Esme's Blog: Explaining The Bin Laden Raid
In the days since the daring raid that took out OsamaBin Laden, the administration and the nation has much to be proud of. The daring, surgical raid was a triumph -- a national victory -- that happened 40 years after Jimmy Carter's bungled attempt to rescue the Iran hostages with helicopters full of U.S. commandos not only failed, but resulted in the death of eight U.S. troops.
But the brilliance and daring of the raid has been marred by the bungled accounts the U.S. has given. How could such a disciplined, secret mission ended with gushing false accounts of Bin Laden firing at U.S. troops, using his wife as a human shield?
The lack of discipline in explaining what happened will only give our enemies fuel to misrepresent the attack that was justified by the death toll of 9/11.

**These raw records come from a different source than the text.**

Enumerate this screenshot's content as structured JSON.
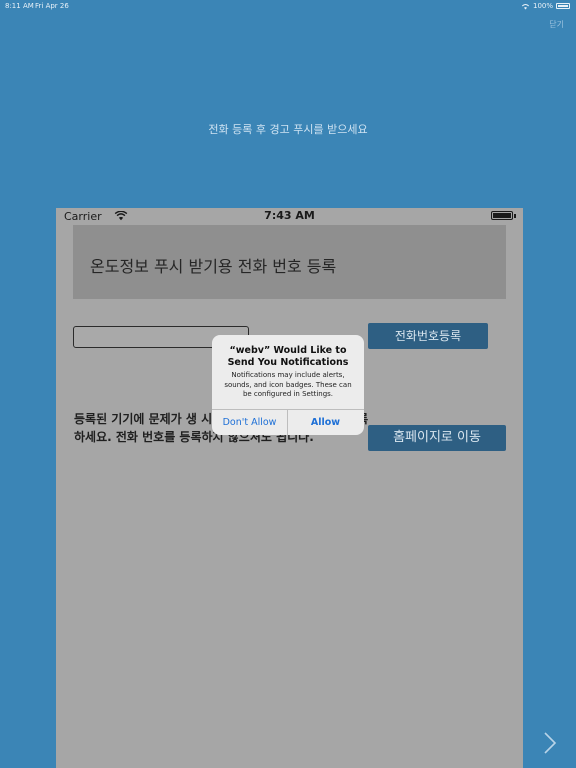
{
  "outer_status": {
    "time": "8:11 AM",
    "date": "Fri Apr 26",
    "battery": "100%"
  },
  "header": {
    "close_label": "닫기",
    "banner": "전화 등록 후 경고 푸시를 받으세요"
  },
  "phone": {
    "status": {
      "carrier": "Carrier",
      "clock": "7:43 AM"
    },
    "title": "온도정보 푸시 받기용 전화 번호 등록",
    "phone_input": {
      "value": "",
      "placeholder": ""
    },
    "register_button": "전화번호등록",
    "body_text": "등록된 기기에 문제가 생 시지를 받으려면 전화번호를 등록하세요. 전화 번호를 등록하지 않으셔도 됩니다.",
    "home_button": "홈페이지로 이동"
  },
  "alert": {
    "title": "“webv” Would Like to Send You Notifications",
    "message": "Notifications may include alerts, sounds, and icon badges. These can be configured in Settings.",
    "dont_allow": "Don't Allow",
    "allow": "Allow",
    "accent": "#1d6fd6"
  },
  "colors": {
    "background": "#3b85b6",
    "button": "#2e5f83"
  },
  "icons": {
    "next": "chevron-right-icon",
    "wifi": "wifi-icon",
    "battery": "battery-icon"
  }
}
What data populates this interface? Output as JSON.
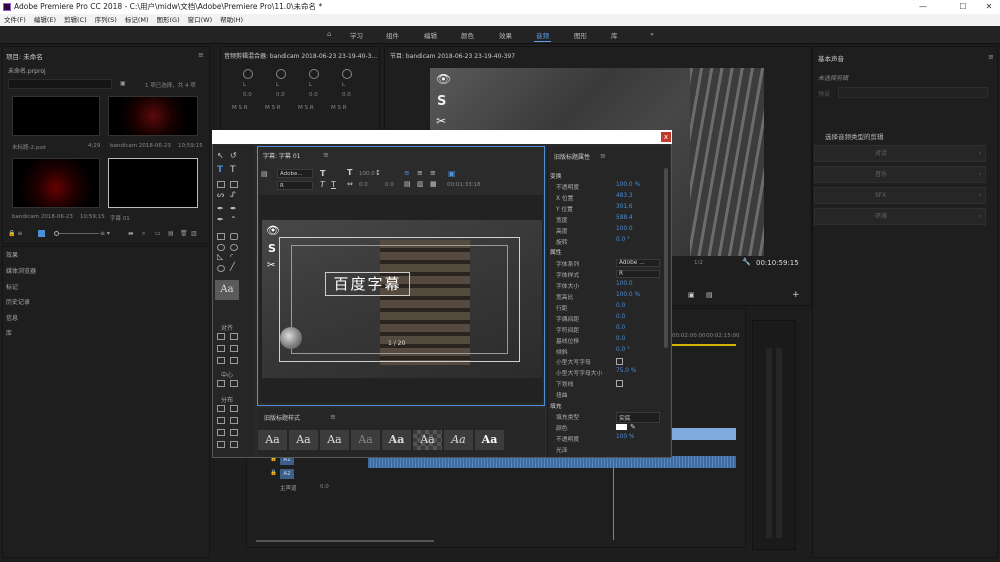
{
  "titlebar": {
    "title": "Adobe Premiere Pro CC 2018 - C:\\用户\\midw\\文档\\Adobe\\Premiere Pro\\11.0\\未命名 *"
  },
  "menu": [
    "文件(F)",
    "编辑(E)",
    "剪辑(C)",
    "序列(S)",
    "标记(M)",
    "图形(G)",
    "窗口(W)",
    "帮助(H)"
  ],
  "workspaces": [
    "学习",
    "组件",
    "编辑",
    "颜色",
    "效果",
    "音频",
    "图形",
    "库"
  ],
  "active_workspace": "音频",
  "project": {
    "title": "项目: 未命名",
    "file": "未命名.prproj",
    "selection": "1 项已选择，共 4 项",
    "items": [
      {
        "name": "未标题-2.psd",
        "dur": "4;29"
      },
      {
        "name": "bandicam 2018-06-23",
        "dur": "10;59;15"
      },
      {
        "name": "bandicam 2018-06-23",
        "dur": "10;59;15"
      },
      {
        "name": "字幕 01",
        "dur": ""
      }
    ]
  },
  "left_tabs": [
    "效果",
    "媒体浏览器",
    "标记",
    "历史记录",
    "信息",
    "库"
  ],
  "mixer": {
    "title": "音频剪辑混合器: bandicam 2018-06-23 23-19-40-3...",
    "ch": [
      "L",
      "L",
      "L",
      "L"
    ],
    "val": "0.0",
    "msr": "M S R"
  },
  "program": {
    "title": "节目: bandicam 2018-06-23 23-19-40-397",
    "fraction": "1/2",
    "timecode": "00:10:59:15"
  },
  "dialog": {
    "tab": "字幕: 字幕 01",
    "font": "Adobe...",
    "style": "R",
    "size": "100.0",
    "kerning": "0.0",
    "leading": "0.0",
    "timecode": "00:01:33:18",
    "caption": "百度字幕",
    "page": "1 / 20",
    "close": "x",
    "props_title": "旧版标题属性",
    "align_label": "对齐",
    "center_label": "中心",
    "dist_label": "分布",
    "styles_title": "旧版标题样式",
    "aa": "Aa",
    "props": [
      {
        "k": "变换",
        "v": "",
        "h": true
      },
      {
        "k": "不透明度",
        "v": "100.0 %"
      },
      {
        "k": "X 位置",
        "v": "483.3"
      },
      {
        "k": "Y 位置",
        "v": "301.6"
      },
      {
        "k": "宽度",
        "v": "588.4"
      },
      {
        "k": "高度",
        "v": "100.0"
      },
      {
        "k": "旋转",
        "v": "0.0 °"
      },
      {
        "k": "属性",
        "v": "",
        "h": true
      },
      {
        "k": "字体系列",
        "v": "Adobe ..."
      },
      {
        "k": "字体样式",
        "v": "R"
      },
      {
        "k": "字体大小",
        "v": "100.0"
      },
      {
        "k": "宽高比",
        "v": "100.0 %"
      },
      {
        "k": "行距",
        "v": "0.0"
      },
      {
        "k": "字偶间距",
        "v": "0.0"
      },
      {
        "k": "字符间距",
        "v": "0.0"
      },
      {
        "k": "基线位移",
        "v": "0.0"
      },
      {
        "k": "倾斜",
        "v": "0.0 °"
      },
      {
        "k": "小型大写字母",
        "v": ""
      },
      {
        "k": "小型大写字母大小",
        "v": "75.0 %"
      },
      {
        "k": "下划线",
        "v": ""
      },
      {
        "k": "扭曲",
        "v": ""
      },
      {
        "k": "填充",
        "v": "",
        "h": true
      },
      {
        "k": "填充类型",
        "v": "实底"
      },
      {
        "k": "颜色",
        "v": ""
      },
      {
        "k": "不透明度",
        "v": "100 %"
      },
      {
        "k": "光泽",
        "v": ""
      },
      {
        "k": "纹理",
        "v": ""
      }
    ]
  },
  "timeline": {
    "t1": "00:02:00:00",
    "t2": "00:02:15:00",
    "a1": "A1",
    "a2": "A2",
    "master": "主声道",
    "mval": "0.0"
  },
  "essential_sound": {
    "title": "基本声音",
    "unselected": "未选择剪辑",
    "preset": "预设",
    "prompt": "选择音频类型的剪辑",
    "types": [
      "对话",
      "音乐",
      "SFX",
      "环境"
    ]
  },
  "colors": {
    "accent": "#5aa0e8",
    "close_red": "#c0392b"
  }
}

The bungled and changing accounts only help Pakistan in their efforts to claim they knew nothing about Bin Laden's hiding spot and that the U.S. was wrong in engaging such a mission on their soil.
Pakistan has received more than $10 billion in U.S. aide since 9/11 -- a figure that has to come under scrutiny now.

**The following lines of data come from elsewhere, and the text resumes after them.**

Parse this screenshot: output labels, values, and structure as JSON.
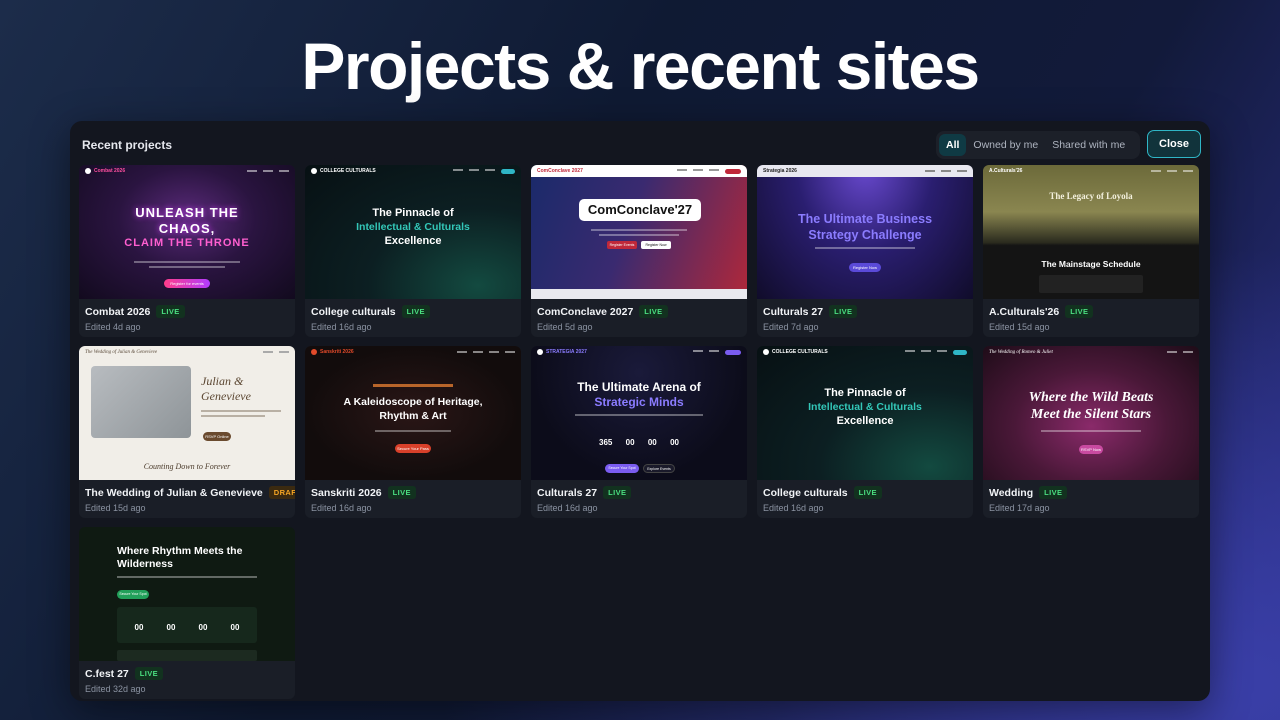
{
  "headline": "Projects & recent sites",
  "panel": {
    "title": "Recent projects",
    "filters": [
      "All",
      "Owned by me",
      "Shared with me"
    ],
    "close_label": "Close"
  },
  "projects": [
    {
      "name": "Combat 2026",
      "status": "LIVE",
      "edited": "Edited 4d ago",
      "thumb": {
        "logo": "Combat 2026",
        "line1": "UNLEASH THE",
        "line2": "CHAOS,",
        "line3": "CLAIM THE THRONE",
        "cta": "Register for events"
      }
    },
    {
      "name": "College culturals",
      "status": "LIVE",
      "edited": "Edited 16d ago",
      "thumb": {
        "logo": "COLLEGE CULTURALS",
        "line1": "The Pinnacle of",
        "line2": "Intellectual & Culturals",
        "line3": "Excellence"
      }
    },
    {
      "name": "ComConclave 2027",
      "status": "LIVE",
      "edited": "Edited 5d ago",
      "thumb": {
        "logo": "ComConclave 2027",
        "title": "ComConclave'27",
        "cta1": "Register Events",
        "cta2": "Register Now"
      }
    },
    {
      "name": "Culturals 27",
      "status": "LIVE",
      "edited": "Edited 7d ago",
      "thumb": {
        "logo": "Strategia 2026",
        "line1": "The Ultimate Business",
        "line2": "Strategy Challenge",
        "cta": "Register Now"
      }
    },
    {
      "name": "A.Culturals'26",
      "status": "LIVE",
      "edited": "Edited 15d ago",
      "thumb": {
        "logo": "A.Culturals'26",
        "line1": "The Legacy of Loyola",
        "line2": "The Mainstage Schedule"
      }
    },
    {
      "name": "The Wedding of Julian & Genevieve",
      "status": "DRAFT",
      "edited": "Edited 15d ago",
      "thumb": {
        "logo": "The Wedding of Julian & Genevieve",
        "line1": "Julian &",
        "line2": "Genevieve",
        "line3": "Counting Down to Forever",
        "cta": "RSVP Online"
      }
    },
    {
      "name": "Sanskriti 2026",
      "status": "LIVE",
      "edited": "Edited 16d ago",
      "thumb": {
        "logo": "Sanskriti 2026",
        "line1": "A Kaleidoscope of Heritage,",
        "line2": "Rhythm & Art",
        "cta": "Secure Your Pass"
      }
    },
    {
      "name": "Culturals 27",
      "status": "LIVE",
      "edited": "Edited 16d ago",
      "thumb": {
        "logo": "STRATEGIA 2027",
        "line1": "The Ultimate Arena of",
        "line2": "Strategic Minds",
        "count": [
          "365",
          "00",
          "00",
          "00"
        ],
        "cta1": "Secure Your Spot",
        "cta2": "Explore Events"
      }
    },
    {
      "name": "College culturals",
      "status": "LIVE",
      "edited": "Edited 16d ago",
      "thumb": {
        "logo": "COLLEGE CULTURALS",
        "line1": "The Pinnacle of",
        "line2": "Intellectual & Culturals",
        "line3": "Excellence"
      }
    },
    {
      "name": "Wedding",
      "status": "LIVE",
      "edited": "Edited 17d ago",
      "thumb": {
        "logo": "The Wedding of Romeo & Juliet",
        "line1": "Where the Wild Beats",
        "line2": "Meet the Silent Stars",
        "cta": "RSVP Now"
      }
    },
    {
      "name": "C.fest 27",
      "status": "LIVE",
      "edited": "Edited 32d ago",
      "thumb": {
        "line1": "Where Rhythm Meets the",
        "line2": "Wilderness",
        "count": [
          "00",
          "00",
          "00",
          "00"
        ],
        "cta": "Secure Your Spot"
      }
    }
  ],
  "colors": {
    "accent": "#2fb6c6",
    "live_badge": "#4ade80",
    "draft_badge": "#f5a524",
    "panel_bg": "#13161f",
    "card_bg": "#1a1e27"
  }
}
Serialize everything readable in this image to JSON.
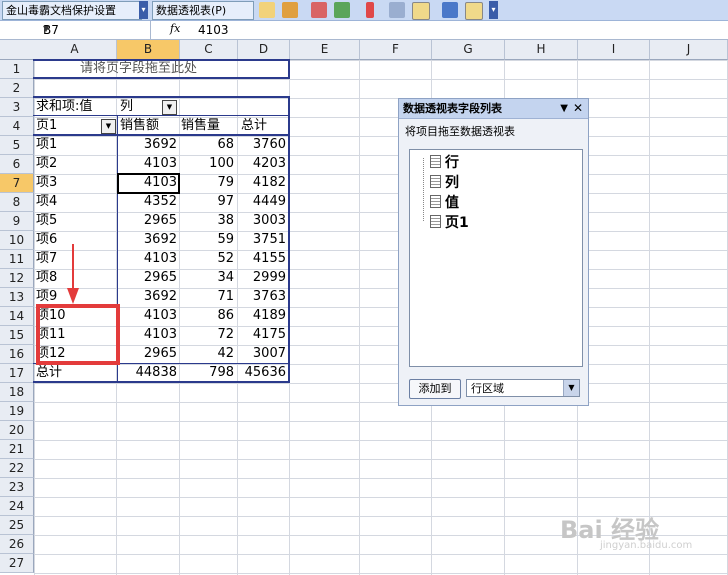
{
  "toolbar": {
    "protect_label": "金山毒霸文档保护设置",
    "pivot_menu_label": "数据透视表(P)"
  },
  "formula_bar": {
    "name_box": "B7",
    "fx": "fx",
    "value": "4103"
  },
  "columns": [
    "A",
    "B",
    "C",
    "D",
    "E",
    "F",
    "G",
    "H",
    "I",
    "J"
  ],
  "rows": [
    "1",
    "2",
    "3",
    "4",
    "5",
    "6",
    "7",
    "8",
    "9",
    "10",
    "11",
    "12",
    "13",
    "14",
    "15",
    "16",
    "17",
    "18",
    "19",
    "20",
    "21",
    "22",
    "23",
    "24",
    "25",
    "26",
    "27"
  ],
  "pivot": {
    "page_drop_hint": "请将页字段拖至此处",
    "sum_label": "求和项:值",
    "col_field": "列",
    "row_field": "页1",
    "headers": [
      "销售额",
      "销售量",
      "总计"
    ],
    "data": [
      [
        "项1",
        "3692",
        "68",
        "3760"
      ],
      [
        "项2",
        "4103",
        "100",
        "4203"
      ],
      [
        "项3",
        "4103",
        "79",
        "4182"
      ],
      [
        "项4",
        "4352",
        "97",
        "4449"
      ],
      [
        "项5",
        "2965",
        "38",
        "3003"
      ],
      [
        "项6",
        "3692",
        "59",
        "3751"
      ],
      [
        "项7",
        "4103",
        "52",
        "4155"
      ],
      [
        "项8",
        "2965",
        "34",
        "2999"
      ],
      [
        "项9",
        "3692",
        "71",
        "3763"
      ],
      [
        "项10",
        "4103",
        "86",
        "4189"
      ],
      [
        "项11",
        "4103",
        "72",
        "4175"
      ],
      [
        "项12",
        "2965",
        "42",
        "3007"
      ]
    ],
    "total": [
      "总计",
      "44838",
      "798",
      "45636"
    ]
  },
  "field_list": {
    "title": "数据透视表字段列表",
    "subtitle": "将项目拖至数据透视表",
    "fields": [
      "行",
      "列",
      "值",
      "页1"
    ],
    "add_button": "添加到",
    "area_select": "行区域"
  },
  "watermark": {
    "main": "Bai 经验",
    "sub": "jingyan.baidu.com"
  }
}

It is inconceivable that someone in the powerful Pakistani military or intelligence community did not know Bin Laden was hiding in the out-sized compound just yards from a Pakistani military academy.
After nearly 10 years, the administration got public enemy number one -- a mission that eluded his predecessor. It's a pity that the easy part, explaining this triumph, was so poorly handled.